Ohio Public Safety Director Thomas P. Charles retired Wednesday after nearly 50 years in the Ohio Highway Patrol and state government, a day before reforms to the state pension system took effect.
Gov. John Kasich’s office announced Charles’s departure Wednesday afternoon. Charles, 70, could land in an advisory role at JobsOhio, the nonprofit established and championed by Kasich.
JobsOhio spokesperson Laura Jones confirmed that Charles is in talks with JobsOhio but declined to provide details of what he would do.
In a statement, JobsOhio President John Minor said he was excited about the opportunity of Charles working with JobsOhio.
“He is a man of unmatched integrity and his experience and knowledge would be invaluable to JobsOhio in a number of different ways,” Minor said.
Charles previously served as the state’s top watchdog. He was appointed inspector general by Republican Gov. George V. Voinovich and reappointed by Republican Gov. Bob Taft and Democratic Gov. Ted Strickland.
Under Charles, the inspector general’s office completed several high-profile investigations including one into the Public Safety Department that prompted then-Public Safety Director Cathy Collins-Taylor to resign.
Kasich appointed Charles public safety director in 2010. Charles made $134,000 in 2012, according to the state salary database. Charles’ wife and son work for the Highway Patrol.
“He provided a steady hand for the Patrol when it was needed and once again showed us all what principled leadership means,” Kasich said in a statement. “I will miss him but know he’ll always be ready and willing to serve when Ohio needs him or I need him.”
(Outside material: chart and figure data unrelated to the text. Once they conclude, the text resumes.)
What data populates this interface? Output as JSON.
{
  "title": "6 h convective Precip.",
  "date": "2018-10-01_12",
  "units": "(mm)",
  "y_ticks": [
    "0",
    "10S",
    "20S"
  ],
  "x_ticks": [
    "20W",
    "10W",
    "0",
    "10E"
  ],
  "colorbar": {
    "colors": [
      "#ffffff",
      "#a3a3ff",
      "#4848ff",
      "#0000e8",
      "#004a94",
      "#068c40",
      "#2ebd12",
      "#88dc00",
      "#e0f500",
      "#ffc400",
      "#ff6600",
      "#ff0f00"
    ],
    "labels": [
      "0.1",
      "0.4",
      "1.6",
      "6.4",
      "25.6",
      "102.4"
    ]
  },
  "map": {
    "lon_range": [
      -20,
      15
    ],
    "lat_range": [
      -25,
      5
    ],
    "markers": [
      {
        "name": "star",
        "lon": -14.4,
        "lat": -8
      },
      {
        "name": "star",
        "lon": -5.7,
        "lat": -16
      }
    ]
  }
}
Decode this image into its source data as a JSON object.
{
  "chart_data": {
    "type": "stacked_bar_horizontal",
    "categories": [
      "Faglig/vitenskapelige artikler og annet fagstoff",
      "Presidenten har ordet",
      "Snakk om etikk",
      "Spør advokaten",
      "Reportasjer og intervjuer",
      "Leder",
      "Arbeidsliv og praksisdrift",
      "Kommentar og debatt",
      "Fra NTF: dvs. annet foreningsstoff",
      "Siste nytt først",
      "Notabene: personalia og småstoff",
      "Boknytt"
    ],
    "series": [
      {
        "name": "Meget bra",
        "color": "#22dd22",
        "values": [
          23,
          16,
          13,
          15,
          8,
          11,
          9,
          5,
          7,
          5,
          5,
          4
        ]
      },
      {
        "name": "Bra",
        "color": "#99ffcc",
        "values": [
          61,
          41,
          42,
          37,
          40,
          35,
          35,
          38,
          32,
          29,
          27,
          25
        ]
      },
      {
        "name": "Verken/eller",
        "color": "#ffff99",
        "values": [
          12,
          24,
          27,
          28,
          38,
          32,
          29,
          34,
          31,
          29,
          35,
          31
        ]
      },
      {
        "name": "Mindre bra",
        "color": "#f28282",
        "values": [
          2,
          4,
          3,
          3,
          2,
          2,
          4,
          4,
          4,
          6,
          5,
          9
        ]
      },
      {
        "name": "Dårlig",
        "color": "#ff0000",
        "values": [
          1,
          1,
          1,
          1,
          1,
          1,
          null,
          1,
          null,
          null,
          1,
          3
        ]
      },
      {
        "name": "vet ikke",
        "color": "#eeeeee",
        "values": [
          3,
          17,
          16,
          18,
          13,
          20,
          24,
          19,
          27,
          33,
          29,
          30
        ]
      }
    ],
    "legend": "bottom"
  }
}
Highway Patrol Superintendent Col. John Born has already been sworn in to replace Charles. Born named Col. Paul Pride to his old post.
The announcement gave Democrats another opportunity to ding JobsOhio, which they have criticized for its lack of transparency in using public dollars.
“For once, Governor Kasich and JobsOhio are being transparent — just not in a good way,” Ohio Democratic Party spokesman Matt McGrath said in a statement. “This is obviously a PR-driven reaction to reports detailing major conflicts of interest and ineffectiveness at JobsOhio, and does nothing to change the fundamental flaw of the JobsOhio model: that it’s a secretive agency given access to huge sums of taxpayer dollars with next to no accountability. “
No reason was given for Charles’s retirement, but department spokesman Joe Andrews said the decision was not a surprise.
By retiring on July 31, Charles avoids paying future higher interest rates on any annuity claimed since being rehired in state government.